The Abbot’s Kitchen is the only abbey building to survive intact. It escaped destruction when the abbey was dissolved in 1539. It was later used as a fuel store, cider house, animal shelter and for a short time in the 1670s-80s, it became a Quaker meeting house.

In 2013 a programme of archaeological recording was undertaken, before conservation of the building and installation of under-floor heating. Conservation involved the removal of damaging materials used in earlier repairs, re-pointing of masonry and the repair of damaged stonework.

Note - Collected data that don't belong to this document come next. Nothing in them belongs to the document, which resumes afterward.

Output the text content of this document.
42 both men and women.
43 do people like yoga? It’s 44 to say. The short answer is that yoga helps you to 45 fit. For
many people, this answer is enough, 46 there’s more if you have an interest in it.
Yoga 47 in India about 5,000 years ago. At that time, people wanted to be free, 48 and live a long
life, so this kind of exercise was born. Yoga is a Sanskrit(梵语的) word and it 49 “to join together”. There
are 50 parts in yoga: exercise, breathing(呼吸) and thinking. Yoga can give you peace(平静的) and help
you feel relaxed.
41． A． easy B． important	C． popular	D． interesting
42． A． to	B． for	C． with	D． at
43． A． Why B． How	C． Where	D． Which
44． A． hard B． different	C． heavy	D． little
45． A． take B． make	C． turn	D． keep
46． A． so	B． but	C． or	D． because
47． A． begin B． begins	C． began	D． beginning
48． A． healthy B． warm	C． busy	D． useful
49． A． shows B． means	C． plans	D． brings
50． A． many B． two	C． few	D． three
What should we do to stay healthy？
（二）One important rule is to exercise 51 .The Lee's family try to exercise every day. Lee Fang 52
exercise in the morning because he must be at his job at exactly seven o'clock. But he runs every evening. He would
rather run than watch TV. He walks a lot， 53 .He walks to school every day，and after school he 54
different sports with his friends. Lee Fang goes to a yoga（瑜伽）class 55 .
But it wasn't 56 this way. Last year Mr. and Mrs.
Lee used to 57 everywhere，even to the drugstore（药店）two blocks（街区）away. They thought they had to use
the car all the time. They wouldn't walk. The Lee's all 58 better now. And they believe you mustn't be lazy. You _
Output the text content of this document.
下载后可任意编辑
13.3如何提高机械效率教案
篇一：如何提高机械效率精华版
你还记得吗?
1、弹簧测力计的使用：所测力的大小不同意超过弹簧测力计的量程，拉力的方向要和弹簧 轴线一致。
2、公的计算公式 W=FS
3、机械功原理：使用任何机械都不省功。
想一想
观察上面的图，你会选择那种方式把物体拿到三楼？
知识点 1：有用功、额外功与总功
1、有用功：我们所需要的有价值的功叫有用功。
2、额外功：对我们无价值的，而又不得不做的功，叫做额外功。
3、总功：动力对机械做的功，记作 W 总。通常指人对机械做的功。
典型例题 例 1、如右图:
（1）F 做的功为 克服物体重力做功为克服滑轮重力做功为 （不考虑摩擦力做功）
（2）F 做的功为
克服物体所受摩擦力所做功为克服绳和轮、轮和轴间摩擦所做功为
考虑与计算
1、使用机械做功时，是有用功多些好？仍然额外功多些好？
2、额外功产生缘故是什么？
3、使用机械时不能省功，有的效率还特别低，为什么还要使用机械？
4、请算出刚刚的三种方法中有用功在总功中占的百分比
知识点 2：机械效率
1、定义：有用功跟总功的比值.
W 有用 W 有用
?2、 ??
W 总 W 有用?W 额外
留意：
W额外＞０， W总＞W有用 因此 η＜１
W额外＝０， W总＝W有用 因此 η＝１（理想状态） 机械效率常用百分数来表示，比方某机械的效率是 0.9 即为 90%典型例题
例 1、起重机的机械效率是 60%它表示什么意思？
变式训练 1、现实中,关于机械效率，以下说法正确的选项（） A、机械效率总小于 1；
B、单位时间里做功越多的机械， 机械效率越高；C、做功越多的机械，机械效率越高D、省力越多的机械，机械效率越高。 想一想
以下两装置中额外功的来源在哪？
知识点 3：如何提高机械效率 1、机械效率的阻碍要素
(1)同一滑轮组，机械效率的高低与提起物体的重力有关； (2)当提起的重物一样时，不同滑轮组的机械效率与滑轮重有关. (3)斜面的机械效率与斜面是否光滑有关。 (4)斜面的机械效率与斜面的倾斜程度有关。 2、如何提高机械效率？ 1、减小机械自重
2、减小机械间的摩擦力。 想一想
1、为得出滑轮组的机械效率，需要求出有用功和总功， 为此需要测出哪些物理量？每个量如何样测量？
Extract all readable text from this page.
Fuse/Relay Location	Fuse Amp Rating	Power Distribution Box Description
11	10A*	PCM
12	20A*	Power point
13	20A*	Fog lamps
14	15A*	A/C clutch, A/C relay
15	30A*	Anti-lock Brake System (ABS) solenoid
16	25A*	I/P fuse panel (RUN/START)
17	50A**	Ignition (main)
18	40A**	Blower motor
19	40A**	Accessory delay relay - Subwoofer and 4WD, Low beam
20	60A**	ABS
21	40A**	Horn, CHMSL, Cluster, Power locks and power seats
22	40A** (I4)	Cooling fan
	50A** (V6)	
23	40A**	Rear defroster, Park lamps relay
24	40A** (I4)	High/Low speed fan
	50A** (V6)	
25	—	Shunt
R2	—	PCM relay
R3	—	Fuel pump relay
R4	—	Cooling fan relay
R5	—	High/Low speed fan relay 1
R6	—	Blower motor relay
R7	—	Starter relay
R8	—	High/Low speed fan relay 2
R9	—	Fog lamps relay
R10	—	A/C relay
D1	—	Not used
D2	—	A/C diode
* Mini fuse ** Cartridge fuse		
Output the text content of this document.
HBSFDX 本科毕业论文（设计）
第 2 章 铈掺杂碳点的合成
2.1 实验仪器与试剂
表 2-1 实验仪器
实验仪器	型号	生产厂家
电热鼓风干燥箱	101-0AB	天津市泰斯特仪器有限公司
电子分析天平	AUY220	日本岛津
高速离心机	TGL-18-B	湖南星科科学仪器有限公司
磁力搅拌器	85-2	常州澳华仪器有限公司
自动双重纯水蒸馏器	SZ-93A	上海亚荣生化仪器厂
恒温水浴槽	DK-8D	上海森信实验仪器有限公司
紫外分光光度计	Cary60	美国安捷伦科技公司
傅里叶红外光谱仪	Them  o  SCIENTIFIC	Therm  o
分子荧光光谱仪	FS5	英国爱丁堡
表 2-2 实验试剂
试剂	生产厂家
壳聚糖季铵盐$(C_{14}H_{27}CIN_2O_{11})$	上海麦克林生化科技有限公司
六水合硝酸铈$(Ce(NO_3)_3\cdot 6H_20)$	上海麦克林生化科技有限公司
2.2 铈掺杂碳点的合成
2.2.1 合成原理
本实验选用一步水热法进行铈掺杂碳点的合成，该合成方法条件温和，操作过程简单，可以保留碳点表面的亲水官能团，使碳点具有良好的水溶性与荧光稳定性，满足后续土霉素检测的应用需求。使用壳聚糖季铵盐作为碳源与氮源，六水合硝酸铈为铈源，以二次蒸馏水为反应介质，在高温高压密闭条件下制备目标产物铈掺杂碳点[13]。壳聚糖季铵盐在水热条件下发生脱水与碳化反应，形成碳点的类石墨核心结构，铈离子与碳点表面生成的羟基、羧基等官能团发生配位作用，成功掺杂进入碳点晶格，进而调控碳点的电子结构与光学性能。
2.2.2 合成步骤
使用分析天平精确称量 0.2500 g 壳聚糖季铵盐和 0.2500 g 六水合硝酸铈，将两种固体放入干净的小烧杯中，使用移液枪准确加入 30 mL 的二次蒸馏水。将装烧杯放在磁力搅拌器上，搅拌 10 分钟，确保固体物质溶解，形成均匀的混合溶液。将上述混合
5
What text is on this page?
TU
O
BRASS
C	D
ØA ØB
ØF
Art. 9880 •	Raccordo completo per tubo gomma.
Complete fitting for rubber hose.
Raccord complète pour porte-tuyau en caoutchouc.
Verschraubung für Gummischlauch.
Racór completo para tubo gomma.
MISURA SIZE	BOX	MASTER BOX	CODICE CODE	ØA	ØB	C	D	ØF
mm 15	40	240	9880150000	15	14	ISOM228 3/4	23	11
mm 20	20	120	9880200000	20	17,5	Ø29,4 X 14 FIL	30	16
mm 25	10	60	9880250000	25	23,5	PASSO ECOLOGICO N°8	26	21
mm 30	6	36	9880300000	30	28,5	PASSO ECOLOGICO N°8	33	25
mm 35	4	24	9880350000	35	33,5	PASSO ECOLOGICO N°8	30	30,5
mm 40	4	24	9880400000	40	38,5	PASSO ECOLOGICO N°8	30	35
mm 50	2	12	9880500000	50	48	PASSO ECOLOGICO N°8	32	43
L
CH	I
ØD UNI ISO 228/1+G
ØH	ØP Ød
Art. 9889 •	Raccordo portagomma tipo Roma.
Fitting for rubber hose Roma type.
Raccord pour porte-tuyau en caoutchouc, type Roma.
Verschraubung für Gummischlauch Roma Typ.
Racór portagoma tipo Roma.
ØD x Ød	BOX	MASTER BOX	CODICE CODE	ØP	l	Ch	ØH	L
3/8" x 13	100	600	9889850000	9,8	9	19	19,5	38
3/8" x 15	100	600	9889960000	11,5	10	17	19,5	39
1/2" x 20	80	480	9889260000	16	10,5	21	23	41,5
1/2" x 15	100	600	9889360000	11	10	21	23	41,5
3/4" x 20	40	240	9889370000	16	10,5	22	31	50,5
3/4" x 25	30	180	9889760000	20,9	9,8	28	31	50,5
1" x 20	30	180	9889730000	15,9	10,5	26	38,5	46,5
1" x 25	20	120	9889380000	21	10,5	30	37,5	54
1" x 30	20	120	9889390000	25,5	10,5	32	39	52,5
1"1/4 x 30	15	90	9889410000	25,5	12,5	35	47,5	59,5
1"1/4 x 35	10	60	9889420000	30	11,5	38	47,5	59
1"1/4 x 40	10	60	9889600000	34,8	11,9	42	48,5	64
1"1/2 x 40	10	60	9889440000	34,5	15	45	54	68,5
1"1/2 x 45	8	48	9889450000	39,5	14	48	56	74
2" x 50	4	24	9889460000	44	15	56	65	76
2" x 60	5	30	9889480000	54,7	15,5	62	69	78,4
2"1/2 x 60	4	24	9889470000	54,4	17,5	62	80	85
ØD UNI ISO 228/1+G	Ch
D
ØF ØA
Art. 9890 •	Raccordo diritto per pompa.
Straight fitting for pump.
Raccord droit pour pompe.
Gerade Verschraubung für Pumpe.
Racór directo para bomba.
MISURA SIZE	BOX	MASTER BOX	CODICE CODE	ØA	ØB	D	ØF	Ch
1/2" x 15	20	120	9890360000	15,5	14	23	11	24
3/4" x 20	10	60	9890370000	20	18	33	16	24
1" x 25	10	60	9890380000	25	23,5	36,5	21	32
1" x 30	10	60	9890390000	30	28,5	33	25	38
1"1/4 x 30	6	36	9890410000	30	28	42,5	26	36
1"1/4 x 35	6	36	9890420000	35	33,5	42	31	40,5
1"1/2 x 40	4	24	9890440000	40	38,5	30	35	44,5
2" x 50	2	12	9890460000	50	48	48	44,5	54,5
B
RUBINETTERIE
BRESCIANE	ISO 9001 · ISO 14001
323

Peter Brears, a specialist in traditional English cookery, visited the kitchen and suggested how it might be better interpreted. He suggested an arcaded gallery once stretched across the kitchen from the evidence of two stone piers in the north and south walls. Here the head cook may have surveyed the work below and shouted orders to his kitchen staff. The modern steel structure shows the position of the former gallery and enables lighting and heating in the kitchen, without damaging the fabric of the building.

Images by Mary F. Burns

This post is an Editor's Choice, and was originally published in January 2015.


First in a series of historical mysteries, The Spoils of Avalon introduces two unlikely detectives and life-long friends—beginning as young people on the verge of making their names famous for the next several decades throughout Europe and America: the brilliant and brittle Violet Paget, known as the writer Vernon Lee, and the talented, genial portrait painter John Singer Sargent.

Mary F. Burns is the author of Portraits of an Artist (Sand Hill Review Press, February 2013), a member of and book reviewer for the Historical Novel Society and a former member of the HNS Conference board of directors. A novella-length book, Isaac and Ishmael, was also published by Sand Hill Review Press in 2014. Ms. Burns’ debut historical novel J-The Woman Who Wrote the Bible was published in July 2010 by O-Books (John Hunt Publishers, UK). She has also written two cozy-village mysteries in a series titled The West Portal Mysteries (The Lucky Dog Lottery and The Tarot Card Murders). Ms. Burns was born in Chicago, Illinois and attended Northern Illinois University in DeKalb, where she earned both Bachelors and Masters degrees in English, along with a high school teaching certificate. She relocated to San Francisco in 1976 where she now lives with her husband Stuart in the West Portal neighborhood.


  1. Great post, Mary! I had no idea the kitchen had survived. Must definitely try to visit, though it's at the opposite end of Britain from me! How sensible of them to set up displays to show how each fireplace was used. I loved the model of the whole abbey precinct too.

  2. Yes, I must revisit Glastonbury soon. I used to love The George and Pilgrim Hotel which was a few decades ago as eccentric as Faulty Towers. I always loved the ruined Abbey but have not visited in years. Thank you for a fascinating post.

  3. Hello Ann and Carol! Thanks for the comments. My husband and I had drinks at the George & Pilgrim, very entertaining! We were there in late September which was quite good in regard to a lesser number of tourists in the streets. Quite a few nice restaurants and what we in the States would call "head shops" (lol). The Abbey Museum has a wealth of information! Happy New Year!

  4. I am lucky enough to live very close to the Abbey and being a member, I get to see the Abbey through the seasons!! Love it!!